On top of all of this, outdated elements of  America’s legal architecture are impeding our ability to confront these challenges. In a recent, very important paper by Will Wilkinson of the Niskanen Center (I will have much more to say about his paper in future posts), Wilkinson concluded his analysis of what he calls “The Density Divide” with a recitation of the mismatch between America’s population realities and that framework.

As Wilkinson notes, our Constitutional system has a strong small-state bias, “which effectively gives extra votes to topsoil in low-population states.” In a country where 50 percent of voters identify or lean Democratic and 42 percent identify or lean Republican–a Democratic advantage of some 18 million voters– the GOP has erected “an imposing fortification” through gerrymandering, voter ID laws, voter-roll purges…the list goes on.

Wilkinson underscores what many others have said: we desperately need structural reforms and especially strong new legislation protecting voting rights. What he doesn’t say–since his paper was written before the Court’s recent assault on the supremacy of the Constitution–is that such protection must be nationally enforceable.

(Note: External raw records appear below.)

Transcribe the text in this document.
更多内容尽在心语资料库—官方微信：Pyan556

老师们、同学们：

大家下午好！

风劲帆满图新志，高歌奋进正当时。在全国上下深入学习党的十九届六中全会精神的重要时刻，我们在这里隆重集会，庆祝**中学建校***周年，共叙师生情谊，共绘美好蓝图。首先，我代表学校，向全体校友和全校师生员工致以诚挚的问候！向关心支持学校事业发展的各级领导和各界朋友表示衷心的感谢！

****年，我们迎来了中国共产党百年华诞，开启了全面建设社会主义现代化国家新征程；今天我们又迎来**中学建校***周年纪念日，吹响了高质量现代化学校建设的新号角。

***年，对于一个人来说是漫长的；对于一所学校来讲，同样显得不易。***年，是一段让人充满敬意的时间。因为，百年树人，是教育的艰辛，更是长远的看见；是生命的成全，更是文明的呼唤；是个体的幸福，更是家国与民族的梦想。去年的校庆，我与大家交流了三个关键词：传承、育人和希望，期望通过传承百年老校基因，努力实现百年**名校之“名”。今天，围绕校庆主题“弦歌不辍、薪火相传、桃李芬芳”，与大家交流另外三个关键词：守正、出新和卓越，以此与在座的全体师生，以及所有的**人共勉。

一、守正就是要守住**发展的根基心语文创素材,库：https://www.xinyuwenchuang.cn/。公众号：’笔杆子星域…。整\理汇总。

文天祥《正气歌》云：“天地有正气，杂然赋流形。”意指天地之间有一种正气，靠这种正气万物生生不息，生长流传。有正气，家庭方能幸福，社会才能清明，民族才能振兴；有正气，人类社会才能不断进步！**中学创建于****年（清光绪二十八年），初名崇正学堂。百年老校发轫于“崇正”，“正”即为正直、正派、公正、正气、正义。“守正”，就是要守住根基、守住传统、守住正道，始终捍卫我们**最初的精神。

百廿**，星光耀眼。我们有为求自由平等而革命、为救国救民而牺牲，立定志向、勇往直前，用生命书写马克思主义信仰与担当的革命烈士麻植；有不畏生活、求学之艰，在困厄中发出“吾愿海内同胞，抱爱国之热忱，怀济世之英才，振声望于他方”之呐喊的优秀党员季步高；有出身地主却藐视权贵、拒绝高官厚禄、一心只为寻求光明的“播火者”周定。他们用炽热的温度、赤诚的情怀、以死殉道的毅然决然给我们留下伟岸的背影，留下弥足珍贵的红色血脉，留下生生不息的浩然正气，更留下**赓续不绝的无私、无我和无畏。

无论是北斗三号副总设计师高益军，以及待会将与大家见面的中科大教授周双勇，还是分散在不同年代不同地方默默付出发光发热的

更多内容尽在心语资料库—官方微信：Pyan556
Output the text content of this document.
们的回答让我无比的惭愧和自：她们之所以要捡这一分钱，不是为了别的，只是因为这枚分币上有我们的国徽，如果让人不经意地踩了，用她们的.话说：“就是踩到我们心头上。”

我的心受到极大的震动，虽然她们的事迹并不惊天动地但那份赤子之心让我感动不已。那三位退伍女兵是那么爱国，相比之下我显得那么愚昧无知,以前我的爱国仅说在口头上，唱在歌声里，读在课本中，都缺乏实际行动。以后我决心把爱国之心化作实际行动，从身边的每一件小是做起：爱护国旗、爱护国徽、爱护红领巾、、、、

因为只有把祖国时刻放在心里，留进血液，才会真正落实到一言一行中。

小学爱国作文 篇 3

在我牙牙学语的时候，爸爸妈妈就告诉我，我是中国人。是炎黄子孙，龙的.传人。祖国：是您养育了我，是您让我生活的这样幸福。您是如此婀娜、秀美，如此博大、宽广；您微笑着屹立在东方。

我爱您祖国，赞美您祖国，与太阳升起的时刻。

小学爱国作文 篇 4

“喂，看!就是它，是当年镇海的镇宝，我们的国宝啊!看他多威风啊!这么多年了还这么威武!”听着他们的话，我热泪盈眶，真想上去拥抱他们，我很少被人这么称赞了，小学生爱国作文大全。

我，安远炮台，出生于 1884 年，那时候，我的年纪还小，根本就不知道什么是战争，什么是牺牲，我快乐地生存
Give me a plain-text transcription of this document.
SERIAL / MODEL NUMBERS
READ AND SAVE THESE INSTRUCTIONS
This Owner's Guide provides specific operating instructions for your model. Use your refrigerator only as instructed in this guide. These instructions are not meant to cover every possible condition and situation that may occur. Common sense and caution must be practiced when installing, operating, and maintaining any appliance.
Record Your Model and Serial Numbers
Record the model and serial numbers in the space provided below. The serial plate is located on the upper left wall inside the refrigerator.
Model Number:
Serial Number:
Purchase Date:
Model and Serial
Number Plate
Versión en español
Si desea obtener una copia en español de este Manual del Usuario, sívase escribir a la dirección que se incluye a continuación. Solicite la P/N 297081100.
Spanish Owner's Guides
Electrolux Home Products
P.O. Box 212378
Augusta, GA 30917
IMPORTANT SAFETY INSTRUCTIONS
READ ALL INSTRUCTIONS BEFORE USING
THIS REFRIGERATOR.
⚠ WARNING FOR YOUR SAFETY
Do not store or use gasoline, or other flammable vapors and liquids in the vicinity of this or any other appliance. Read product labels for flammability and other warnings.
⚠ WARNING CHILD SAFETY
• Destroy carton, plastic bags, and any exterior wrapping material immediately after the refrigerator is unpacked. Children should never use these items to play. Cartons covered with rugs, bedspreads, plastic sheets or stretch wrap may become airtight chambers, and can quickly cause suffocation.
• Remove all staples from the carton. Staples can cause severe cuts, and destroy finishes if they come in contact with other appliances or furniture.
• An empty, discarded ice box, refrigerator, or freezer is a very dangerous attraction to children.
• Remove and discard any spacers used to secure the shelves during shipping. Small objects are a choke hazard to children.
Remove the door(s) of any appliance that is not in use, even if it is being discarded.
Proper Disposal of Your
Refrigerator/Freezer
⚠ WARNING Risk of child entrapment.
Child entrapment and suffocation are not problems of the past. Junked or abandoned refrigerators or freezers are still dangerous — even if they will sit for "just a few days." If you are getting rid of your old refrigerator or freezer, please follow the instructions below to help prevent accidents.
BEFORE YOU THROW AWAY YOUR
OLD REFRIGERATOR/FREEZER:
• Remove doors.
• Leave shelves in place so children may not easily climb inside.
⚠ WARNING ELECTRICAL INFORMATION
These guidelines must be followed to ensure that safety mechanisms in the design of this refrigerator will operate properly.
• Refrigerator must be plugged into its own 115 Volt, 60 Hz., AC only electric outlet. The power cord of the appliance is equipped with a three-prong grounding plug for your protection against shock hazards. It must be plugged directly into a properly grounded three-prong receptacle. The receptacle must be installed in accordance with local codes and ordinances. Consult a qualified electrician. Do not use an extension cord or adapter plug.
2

This “perfect storm” has created a genuinely existential moment. It is no longer possible to ignore the fact that American governance by We the People is teetering on a dangerous edge. The question is: can a nation burdened with a substantial minority of QAnon-believing, MAGA-hat wearing, Ivermectin-ingesting, Confederacy-loving citizens–many if not most of whom are White racially-resentful rural residents empowered by outdated electoral structures– rise to the challenge?